A Amnistia Internacional investigou e documentou ainda como várias famílias palestinianas fugiram das suas casas para locais que pensavam ser mais seguros, mas que acabaram por ser bombardeados também. A organização falou com um homem que abandonou Beit Hanoun a pé com a sua família na madrugada de 8 de outubro para procurar abrigo numa escola gerida pela UNRWA em Jabalia. Mais tarde, o seu filho de 19 anos foi morto num ataque numa rua do mercado em Jabalia, quando ia comprar pão para a família.

Entre a comunidade deslocada encontram-se pessoas com deficiência e com doenças crónicas. A Amnistia Internacional falou com mulheres e raparigas com deficiência que fugiram a pé das suas casas. Caminharam durante horas, sob o medo constante dos bombardeamentos, para se refugiarem nas escolas geridas pela UNRWA no norte de Gaza. Não conseguem fazer a longa viagem a pé até ao sul de Gaza, onde muitos abrigos já atingiram a sua capacidade máxima. Também a proteção destes civis deve ser uma prioridade.

 

Medo de uma “segunda Nakba”

A maioria da população de Gaza é descendente de refugiados que foram deslocados ou forçados a fugir das suas casas durante o conflito de 1947-49. Nesta altura, mais de 750.000 palestinianos foram deslocados à força das suas cidades e aldeias – um conflito referido pelos palestinianos como a Nakba.

Atualmente, ainda que muitos palestinianos no norte de Gaza estejam a tentar fugir, outros partilharam à Amnistia Internacional que estão a optar por ficar com receio de que isto se torne uma “segunda Nakba”, uma vez que o trauma geracional da deslocação está gravado nas memórias coletivas de muitos habitantes de Gaza.

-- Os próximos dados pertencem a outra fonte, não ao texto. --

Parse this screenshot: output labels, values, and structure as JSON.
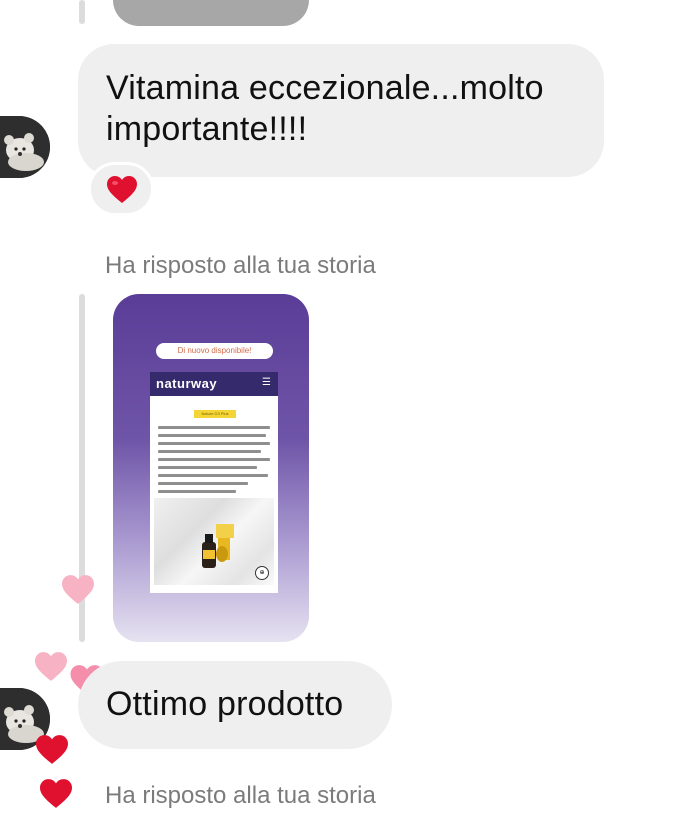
{
  "messages": [
    {
      "text": "Vitamina eccezionale...molto importante!!!!",
      "reaction": "❤️"
    },
    {
      "text": "Ottimo prodotto"
    }
  ],
  "story_replies": [
    {
      "label": "Ha risposto alla tua storia"
    },
    {
      "label": "Ha risposto alla tua storia"
    }
  ],
  "story_preview": {
    "banner": "Di nuovo disponibile!",
    "logo": "naturway",
    "menu_icon": "hamburger-icon",
    "tag": "Nature D3 Plus"
  },
  "colors": {
    "bubble": "#efefef",
    "heart_red": "#e0102f",
    "heart_pink": "#f48eab",
    "heart_light_pink": "#f7b3c4",
    "story_purple": "#5a3d97",
    "meta_text": "#7b7b7b"
  }
}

“Os nossos pais foram expulsos das suas casas em 1948, durante a Nakba. Mais tarde, perdemos a nossa habitação, que foi destruída na ofensiva de agosto de 2022. Foi reconstruída para ser novamente destruída… Durante toda a nossa vida, tudo o que conhecemos é uma série de deslocações”, relatou Munir Radwan, professor universitário.

Outro residente de Gaza referiu à Amnistia Internacional: “Fomos dormir em 2023 e acordámos em 1948”.

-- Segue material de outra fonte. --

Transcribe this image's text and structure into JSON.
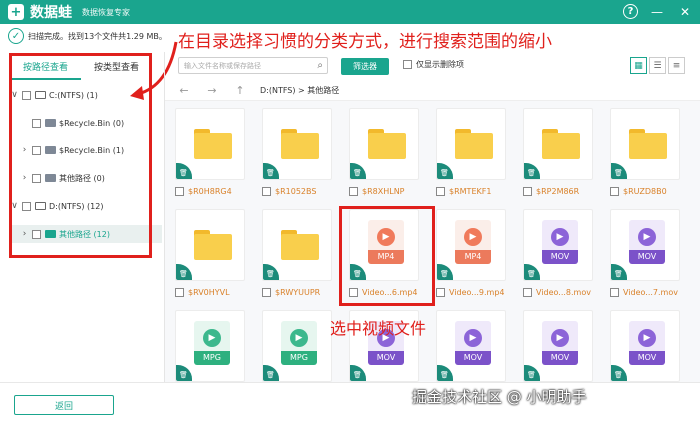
{
  "window": {
    "logo_char": "+",
    "app_name": "数据蛙",
    "subtitle": "数据恢复专家",
    "help": "?",
    "minimize": "—",
    "close": "✕"
  },
  "scan": {
    "check": "✓",
    "status": "扫描完成。找到13个文件共1.29 MB。"
  },
  "annotations": {
    "top": "在目录选择习惯的分类方式，进行搜索范围的缩小",
    "select": "选中视频文件",
    "watermark": "掘金技术社区 @ 小明助手"
  },
  "left_tabs": {
    "by_path": "按路径查看",
    "by_type": "按类型查看"
  },
  "tree": [
    {
      "label": "C:(NTFS) (1)",
      "chev": "∨",
      "icon": "drive-icon"
    },
    {
      "label": "$Recycle.Bin (0)",
      "chev": "",
      "icon": "folder-icon"
    },
    {
      "label": "$Recycle.Bin (1)",
      "chev": "›",
      "icon": "folder-icon"
    },
    {
      "label": "其他路径 (0)",
      "chev": "›",
      "icon": "folder-icon"
    },
    {
      "label": "D:(NTFS) (12)",
      "chev": "∨",
      "icon": "drive-icon"
    },
    {
      "label": "其他路径 (12)",
      "chev": "›",
      "icon": "folder-icon"
    }
  ],
  "toolbar": {
    "search_placeholder": "输入文件名称或保存路径",
    "search_icon": "⌕",
    "filter": "筛选器",
    "only_deleted": "仅显示删除项",
    "view_icons": [
      "▦",
      "☰",
      "≡"
    ]
  },
  "nav": {
    "back": "←",
    "forward": "→",
    "up": "↑",
    "path": "D:(NTFS) > 其他路径"
  },
  "badge_icon": "🗑",
  "files": [
    {
      "name": "$R0H8RG4",
      "kind": "folder"
    },
    {
      "name": "$R1052BS",
      "kind": "folder"
    },
    {
      "name": "$R8XHLNP",
      "kind": "folder"
    },
    {
      "name": "$RMTEKF1",
      "kind": "folder"
    },
    {
      "name": "$RP2M86R",
      "kind": "folder"
    },
    {
      "name": "$RUZD8B0",
      "kind": "folder"
    },
    {
      "name": "$RV0HYVL",
      "kind": "folder"
    },
    {
      "name": "$RWYUUPR",
      "kind": "folder"
    },
    {
      "name": "Video...6.mp4",
      "kind": "MP4"
    },
    {
      "name": "Video...9.mp4",
      "kind": "MP4"
    },
    {
      "name": "Video...8.mov",
      "kind": "MOV"
    },
    {
      "name": "Video...7.mov",
      "kind": "MOV"
    },
    {
      "name": "",
      "kind": "MPG"
    },
    {
      "name": "",
      "kind": "MPG"
    },
    {
      "name": "",
      "kind": "MOV"
    },
    {
      "name": "",
      "kind": "MOV"
    },
    {
      "name": "",
      "kind": "MOV"
    },
    {
      "name": "",
      "kind": "MOV"
    }
  ],
  "bottom": {
    "back": "返回"
  }
}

“Fomos dormir em 2023 e acordámos em 1948”

relato de um residente de Gaza

“A comunidade internacional não pode ficar em silêncio enquanto as forças israelitas expulsam mais de um milhão de palestinianos das suas casas de forma ilegal. A deslocação forçada de civis de Gaza por parte do governo de Israel deve ser terminada imediatamente”, afirmou Agnès Callamard.

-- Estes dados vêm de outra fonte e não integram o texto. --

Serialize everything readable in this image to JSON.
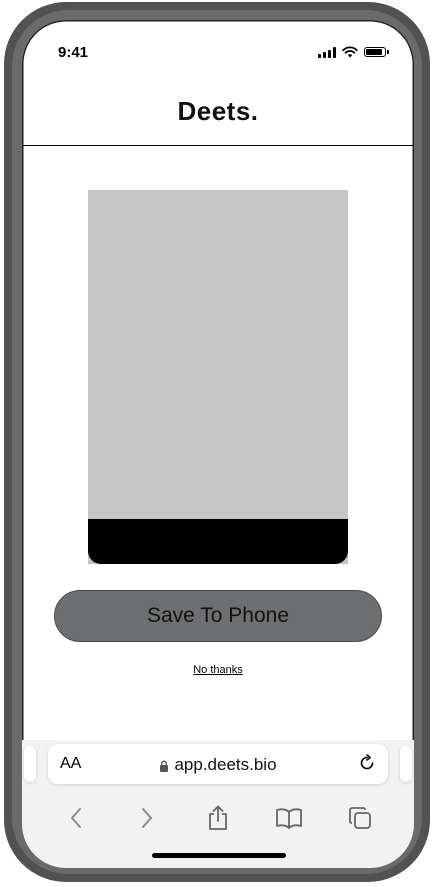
{
  "status_bar": {
    "time": "9:41"
  },
  "header": {
    "logo": "Deets."
  },
  "main": {
    "save_button_label": "Save To Phone",
    "no_thanks_label": "No thanks"
  },
  "browser": {
    "text_size_label": "AA",
    "address": "app.deets.bio"
  },
  "icons": {
    "signal": "signal-icon",
    "wifi": "wifi-icon",
    "battery": "battery-icon",
    "lock": "lock-icon",
    "reload": "reload-icon",
    "back": "back-icon",
    "forward": "forward-icon",
    "share": "share-icon",
    "bookmarks": "bookmarks-icon",
    "tabs": "tabs-icon"
  },
  "colors": {
    "button": "#6d6f71",
    "card": "#c6c6c6",
    "card_footer": "#000000",
    "browser_bar": "#f2f2f2"
  }
}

A Amnistia Internacional apela ao governo de Israel e a todos os grupos armados palestinianos para que protejam os civis a todos os custos, em conformidade com as suas obrigações à luz do direito internacional humanitário. Alerta ainda que os grupos armados palestinianos devem libertar imediatamente todos os reféns civis e abster-se de disparar rockets indiscriminados contra Israel. Por fim, recorda que o governo de Israel deve respeitar os princípios do direito internacional, como os princípios da proporcionalidade e da distinção, abstendo-se de punições coletivas, retaliações e deslocações.